We’ve been spoiled by Big Events. In the 22 years after the Olympics, the biggies keep coming thicker and faster. To wit:

Jan. 8, 2018: The College Football Playoff title game between Georgia and Alabama. (If you don't count overtime, they finished as co-champs.)

Feb. 3, 2019: The Super Bowl, surely between the Falcons, who play here on a regular basis, and the Patriots. (Have those two met before?)

April 4, 2020: The Final Four. The participants will be Duke, Kentucky, North Carolina and Villanova. (OK, that's a guess.)

If you close your eyes and click your heels three times, it’s possible to envision a World Series in Cobb County ere long. You can, alas, click your heels until the cows come home and it won’t thrust the Hawks into the NBA finals, although their refurbished arena should be nice.

We have lots of spiffy new buildings, lots of marquee events. We’d had a bunch of All-Star convocations before – two in baseball, two in basketball and one in hockey, the five coming in four different arenas/ballparks – but never one like Wednesday night’s. This was different. This was soccer.

Soccer is the game we Americans were supposed to hate, but – this not just in – our world keeps changing. It isn’t that those who loathed the sport have seen the light; it’s that a generation that never learned to hate the global brand of football have seen it and thought, “Hey, that’s pretty cool.”

The MLS has labored long to establish a foothold in a nation of sports fans who grew up knowing the seasons by the games people played – basketball and hockey in the winter, baseball in spring/summer, (American) football in the fall. Given that Atlanta has three of the four traditional major sports – R.I.P., NHL – and is the epicenter of college football, our burg might have appeared a tough sell for something new and different. But our Atlanta isn’t our grandparents’ Atlanta, and this city stands as the jewel in the MLS crown.

The idea was to put Arthur Blank’s new team into Arthur Blank’s new palace and curtain off the upper deck. Talk about underestimating the market. Atlanta United has packed Mercedes-Benz Stadium (capacity: 71,000 give or take), just as it packed its temporary digs at Georgia Tech. Atlanta United leads the league in attendance – by 215,673 over second-place Seattle.
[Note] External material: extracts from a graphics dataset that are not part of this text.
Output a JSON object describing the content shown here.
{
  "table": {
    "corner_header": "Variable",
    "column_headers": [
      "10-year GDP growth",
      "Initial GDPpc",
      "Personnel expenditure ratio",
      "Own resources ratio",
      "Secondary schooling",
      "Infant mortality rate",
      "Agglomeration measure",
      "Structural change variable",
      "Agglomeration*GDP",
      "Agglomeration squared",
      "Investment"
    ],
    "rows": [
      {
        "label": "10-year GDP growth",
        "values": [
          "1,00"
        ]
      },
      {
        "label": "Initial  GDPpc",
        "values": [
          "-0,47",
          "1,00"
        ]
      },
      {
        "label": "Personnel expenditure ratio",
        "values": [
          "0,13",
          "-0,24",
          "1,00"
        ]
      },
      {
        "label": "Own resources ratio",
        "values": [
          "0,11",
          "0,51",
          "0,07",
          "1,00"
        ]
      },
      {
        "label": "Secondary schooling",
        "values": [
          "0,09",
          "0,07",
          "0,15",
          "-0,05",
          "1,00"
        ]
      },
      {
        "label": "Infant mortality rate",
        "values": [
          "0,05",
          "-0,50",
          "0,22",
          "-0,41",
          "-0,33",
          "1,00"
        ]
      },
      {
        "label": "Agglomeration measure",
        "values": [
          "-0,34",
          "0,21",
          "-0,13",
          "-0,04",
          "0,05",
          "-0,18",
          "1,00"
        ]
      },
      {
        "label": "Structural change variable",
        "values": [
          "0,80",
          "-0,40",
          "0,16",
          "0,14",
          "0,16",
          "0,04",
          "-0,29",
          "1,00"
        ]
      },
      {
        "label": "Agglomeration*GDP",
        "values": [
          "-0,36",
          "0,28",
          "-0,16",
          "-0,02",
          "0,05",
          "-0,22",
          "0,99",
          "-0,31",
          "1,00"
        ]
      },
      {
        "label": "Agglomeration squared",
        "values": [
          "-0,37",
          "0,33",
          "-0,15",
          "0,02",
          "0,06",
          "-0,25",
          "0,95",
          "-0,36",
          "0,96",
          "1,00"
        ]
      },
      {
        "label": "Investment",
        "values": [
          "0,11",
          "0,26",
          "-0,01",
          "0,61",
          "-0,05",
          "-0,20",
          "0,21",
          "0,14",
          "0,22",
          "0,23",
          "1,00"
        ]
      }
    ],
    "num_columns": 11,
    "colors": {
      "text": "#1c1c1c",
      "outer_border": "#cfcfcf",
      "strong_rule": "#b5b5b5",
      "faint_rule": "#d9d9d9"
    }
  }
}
Atlanta United is also the best team in the MLS, not to mention the highest-scoring. This franchise – which began playing 17 months ago, we remind you – has gotten so big and so fast that Wednesday’s All-Star Game, which featured five United players, might have served as an audition for European football, the feeling among pundits being that Josef Martinez and Miguel Almiron are too big for the MLS.
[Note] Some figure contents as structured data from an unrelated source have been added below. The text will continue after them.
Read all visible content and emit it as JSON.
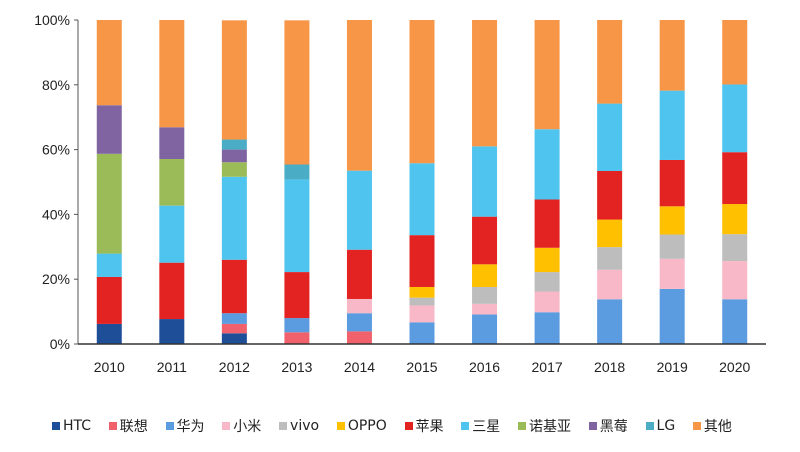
{
  "chart_data": {
    "type": "bar",
    "stacked": true,
    "percent": true,
    "categories": [
      "2010",
      "2011",
      "2012",
      "2013",
      "2014",
      "2015",
      "2016",
      "2017",
      "2018",
      "2019",
      "2020"
    ],
    "ylim": [
      0,
      100
    ],
    "yticks": [
      "0%",
      "20%",
      "40%",
      "60%",
      "80%",
      "100%"
    ],
    "grid": false,
    "legend_position": "bottom",
    "series": [
      {
        "name": "HTC",
        "color": "#1F4E99",
        "values": [
          6.2,
          7.7,
          3.3,
          0,
          0,
          0,
          0,
          0,
          0,
          0,
          0
        ]
      },
      {
        "name": "联想",
        "color": "#F0616B",
        "values": [
          0,
          0,
          2.9,
          3.6,
          3.9,
          0,
          0,
          0,
          0,
          0,
          0
        ]
      },
      {
        "name": "华为",
        "color": "#5B9BE0",
        "values": [
          0,
          0,
          3.3,
          4.4,
          5.6,
          6.7,
          9.1,
          9.8,
          13.8,
          17.0,
          13.8
        ]
      },
      {
        "name": "小米",
        "color": "#F9B8C8",
        "values": [
          0,
          0,
          0,
          0,
          4.4,
          5.2,
          3.3,
          6.4,
          9.1,
          9.3,
          11.8
        ]
      },
      {
        "name": "vivo",
        "color": "#BDBDBD",
        "values": [
          0,
          0,
          0,
          0,
          0,
          2.4,
          5.2,
          6.0,
          7.0,
          7.5,
          8.3
        ]
      },
      {
        "name": "OPPO",
        "color": "#FFC000",
        "values": [
          0,
          0,
          0,
          0,
          0,
          3.3,
          7.0,
          7.5,
          8.5,
          8.7,
          9.3
        ]
      },
      {
        "name": "苹果",
        "color": "#E32222",
        "values": [
          14.5,
          17.4,
          16.5,
          14.2,
          15.2,
          16.0,
          14.7,
          14.9,
          15.0,
          14.3,
          16.0
        ]
      },
      {
        "name": "三星",
        "color": "#4FC4EE",
        "values": [
          7.2,
          17.6,
          25.6,
          28.6,
          24.4,
          22.2,
          21.7,
          21.7,
          20.8,
          21.4,
          20.9
        ]
      },
      {
        "name": "诺基亚",
        "color": "#9BBB59",
        "values": [
          30.8,
          14.4,
          4.5,
          0,
          0,
          0,
          0,
          0,
          0,
          0,
          0
        ]
      },
      {
        "name": "黑莓",
        "color": "#8064A2",
        "values": [
          15.0,
          9.8,
          3.9,
          0,
          0,
          0,
          0,
          0,
          0,
          0,
          0
        ]
      },
      {
        "name": "LG",
        "color": "#4BACC6",
        "values": [
          0,
          0,
          3.1,
          4.6,
          0,
          0,
          0,
          0,
          0,
          0,
          0
        ]
      },
      {
        "name": "其他",
        "color": "#F79646",
        "values": [
          26.3,
          33.1,
          36.8,
          44.5,
          46.5,
          44.2,
          39.0,
          33.7,
          25.8,
          21.8,
          19.9
        ]
      }
    ]
  }
}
That’s a line MLS zealots will hate, but the best players in the world inevitably play across the pond. The best young American player is Christian Pulisic; he plays for Borussia Dortmund in the German Bundesliga. The big-name Europeans who grace the MLS tend to be bigger in name than game. We reference the past-his-prime Wayne Rooney, the career leading scorer for Manchester United who now works for D.C. United, the MLS’ worst team. (One of the reasons Atlanta United got so good so fast is by eschewing the catch-a-falling-star tack.)

Still, it’s fun when a Euro giant comes calling, and this year’s All-Star Game matched an MLS delegation against Juventus, which has rendered Serie A its personal playpen. The Old Lady, as Juve is known, has won the Italian title seven years running and is among the world’s half-dozen most famous clubs. This, however, was a World Cup summer, meaning the Juve that arrived wasn’t the Juve anybody knows.
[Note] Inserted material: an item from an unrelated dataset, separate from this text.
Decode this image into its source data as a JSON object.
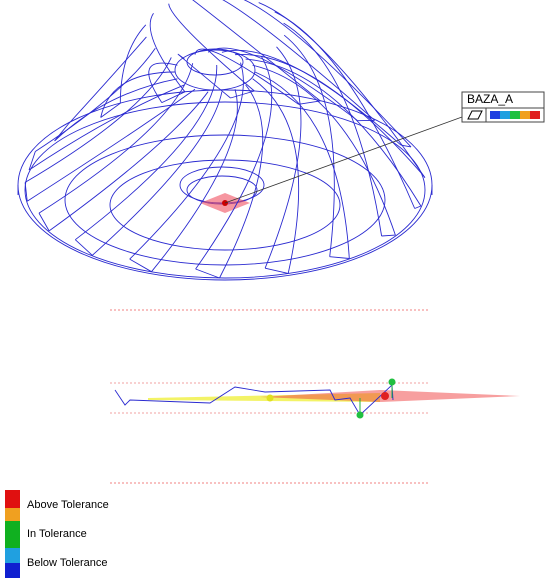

Off doing R&R after the games in Russia were Mario Mandzukic of Croatia, the first man to score for both sides in a World Cup final; Blaise Matuidi of champion France; Paolo Dybala of Argentina; Juan Cuadrado of Colombia and … oh, the world’s best player.

After leading Real Madrid to four UEFA Champions League titles in five years, Cristiano Ronaldo took his talents to Turin. Ronaldo’s ego may polarize his worldwide audience, but he can light up any arena. This All-Star Game would have been far more intriguing had the great CR7 graced us with his abs. C’est la vie, huh?

The run-up to the game also featured much discussion about the non-appearance of Zlatan Ibrahimovich, who rivals Ronaldo in self-esteem and who just landed with the L.A. Galaxy. Ibrahimovich declined his invitation, even though skipping the game means, per MLS rules, he can’t play in the Galaxy’s next match. I might -- might, I said -- have even paid to see Zlatan.

But enough about no-shows. The game, before a huge crowd on a rainy night, wasn’t bad. It was 1-1 when regulation ended, Martinez having scored the equalizer on a header. (He’s good with feet and noggin. Ronaldo is like that, too.) Juve won 5-4 on penalties.

Five years ago, who in Atlanta – besides Blank, maybe – would have envisioned a sold-out MLS All-Star Game in this massive stadium? Who would have imagined that the Southern city that lives for college football would have embraced the game where footballers can’t use their hands? Who knew there was a market of the young and hip just waiting to go wild over soccer?

We Atlantans have had our share – OK, way more than our share – of sporting disappointments. Atlanta United and the MLS are our happiest surprise. Wednesday night was just another reminder. We’re a soccer town now.